Vistas de espacios interiores de Faro Santander. Foto: Juan Baraja
Faro Santander, a punto para recibir sus primeras obras a dos meses de abrir
A dos meses de su apertura, programada para el 8 de septiembre de 2026, Faro Santander está ultimando los detalles para convertirse en el nuevo referente cultural de la capital cántabra. Este ambicioso proyecto, impulsado por la Fundación Banco Santander, transformará el histórico Edificio Pereda —que fue la sede central del banco y está catalogado como Bien de Interés Cultural— en un centro de arte accesible para todos, siendo el primero de su tipo en España diseñado por el renombrado estudio del Premio Pritzker, David Chipperfield.
La intervención, llevada a cabo bajo la dirección de IDOM y la constructora Ferrovial, ha dotado al edificio de más de 10.000 metros cuadrados de superficie útil distribuidos en diez niveles. De estos, alrededor de 3.000 metros cuadrados se destinarán a espacios expositivos en cinco plantas, mientras que los dos niveles superiores contarán con una cafetería y un restaurante que ofrecerán una terraza-mirador con vistas a la bahía. En los tres sótanos se ubicarán el auditorio y las infraestructuras técnicas necesarias.
Desde el punto de vista arquitectónico, el proyecto reinterpreta un edificio con una historia rica y compleja —sus partes más antiguas se remontan a 1795—, que había evolucionado hacia una distribución interior desordenada y una imagen exterior solemne pero cerrada. El estudio Chipperfield, con equipos en Londres y Santiago de Compostela, ha buscado convertir este espacio en un lugar cívico y accesible. El emblemático arco central se convierte en el eje principal: su cerramiento parcial de cristal permite vislumbrar la circulación interior y refuerza su papel como una puerta simbólica entre la ciudad y el mar.
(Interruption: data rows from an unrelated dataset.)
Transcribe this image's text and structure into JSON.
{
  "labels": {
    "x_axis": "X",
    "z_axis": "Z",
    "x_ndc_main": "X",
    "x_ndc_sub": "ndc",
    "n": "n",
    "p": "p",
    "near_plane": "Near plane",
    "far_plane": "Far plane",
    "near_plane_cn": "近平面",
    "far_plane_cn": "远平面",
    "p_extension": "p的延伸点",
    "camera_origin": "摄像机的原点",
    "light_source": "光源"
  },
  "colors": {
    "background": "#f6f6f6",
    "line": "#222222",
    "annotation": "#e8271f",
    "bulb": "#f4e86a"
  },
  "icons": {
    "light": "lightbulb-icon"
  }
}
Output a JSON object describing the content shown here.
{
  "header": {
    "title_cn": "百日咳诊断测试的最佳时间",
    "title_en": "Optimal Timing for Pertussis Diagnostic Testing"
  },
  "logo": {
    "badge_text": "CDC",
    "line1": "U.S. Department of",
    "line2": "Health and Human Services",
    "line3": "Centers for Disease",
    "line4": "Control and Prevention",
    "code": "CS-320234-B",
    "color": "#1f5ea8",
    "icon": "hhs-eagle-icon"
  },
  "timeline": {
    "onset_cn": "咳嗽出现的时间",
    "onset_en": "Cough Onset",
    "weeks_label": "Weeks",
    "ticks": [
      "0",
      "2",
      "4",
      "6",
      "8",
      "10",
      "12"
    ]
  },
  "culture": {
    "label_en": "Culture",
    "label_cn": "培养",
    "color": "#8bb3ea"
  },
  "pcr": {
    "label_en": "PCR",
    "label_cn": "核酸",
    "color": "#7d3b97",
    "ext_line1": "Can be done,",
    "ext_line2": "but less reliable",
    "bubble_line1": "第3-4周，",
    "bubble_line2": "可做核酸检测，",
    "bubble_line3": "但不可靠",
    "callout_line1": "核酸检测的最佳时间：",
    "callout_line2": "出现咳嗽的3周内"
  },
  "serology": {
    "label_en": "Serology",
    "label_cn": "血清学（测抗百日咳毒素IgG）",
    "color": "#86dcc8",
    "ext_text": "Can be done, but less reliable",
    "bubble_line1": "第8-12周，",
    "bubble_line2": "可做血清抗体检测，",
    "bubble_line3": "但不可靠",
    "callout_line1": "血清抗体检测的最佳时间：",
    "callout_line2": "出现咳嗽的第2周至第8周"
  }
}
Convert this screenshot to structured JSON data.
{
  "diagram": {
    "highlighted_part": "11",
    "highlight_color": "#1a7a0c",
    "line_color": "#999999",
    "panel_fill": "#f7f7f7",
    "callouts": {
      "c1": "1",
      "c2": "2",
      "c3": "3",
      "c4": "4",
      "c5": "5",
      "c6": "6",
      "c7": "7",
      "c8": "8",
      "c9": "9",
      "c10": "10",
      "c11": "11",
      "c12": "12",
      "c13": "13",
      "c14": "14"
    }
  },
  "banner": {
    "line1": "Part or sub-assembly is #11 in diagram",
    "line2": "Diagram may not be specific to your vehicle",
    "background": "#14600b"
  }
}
Entre los nuevos elementos destacados se encuentra una escalera en espiral de hormigón visto que conecta el acceso con las galerías expositivas, mientras que las ampliaciones —el arco y el pabellón de cubierta— se han diseñado con estructuras ligeras de acero que contrastan con la histórica fábrica.

Corte seccional de Faro Santander. Cortesía de David Chipperfield Architects
Faro Santander dedicara una planta completa a la Colección Banco Santander, un tesoro por descubrir que estará en exhibición de manera permanente y dinámica. Otra planta se destinará a albergar grandes exposiciones temporales, y entre ambas, habrá un espacio pensado para la experimentación y la exploración, ideal para las familias. En la primera planta, se encontrará un área dedicada a artistas de Cantabria, diseñada como una plataforma para proyectos colaborativos con agentes culturales de la región. Además, el centro contará con instalaciones tecnológicas innovadoras que servirán como un canal para transmitir proyectos relacionados con la experimentación artística.
La sostenibilidad es otro de los pilares fundamentales de este proyecto. Faro Santander ha logrado la certificación BREEAM Excepcional, alcanzando una impresionante puntuación de 92,96 en la fase de diseño, la más alta registrada hasta ahora para un museo o centro cultural en el mundo. La rehabilitación del edificio incorpora soluciones como un sistema de climatización basado en geotermia y la termoactivación de la estructura, techos verdes, reutilización de aguas pluviales para riego, infraestructuras para ciclistas y una gestión de residuos que supera el 95%. Todo esto ayuda a reducir el impacto ambiental de la nueva construcción, al tiempo que asegura las condiciones óptimas para la conservación de las obras.
David Chipperfield describe esta intervención como “un gesto de generosidad y una visión de futuro que reconoce la importancia de las instituciones culturales no solo como guardianes del patrimonio y el arte, sino como actores activos en la vida cívica”. Para Daniel Vega Pérez de Arlucea, director de Faro Santander, el diseño busca “crear un centro cultural abierto a la ciudadanía, un lugar accesible y cercano, con espacios diversos y de alta calidad, donde todos puedan disfrutar de una experiencia única”.
Con esta transformación, el Edificio Pereda cobra vida de nuevo, convirtiéndose en un lugar donde el arte, la cultura y la tecnología se entrelazan en un ambiente sostenible y accesible. Faro Santander tiene la ambición de posicionar a Santander y Cantabria como destinos culturales esenciales en el norte de España, buscando integrarse de manera completa en el escenario artístico internacional.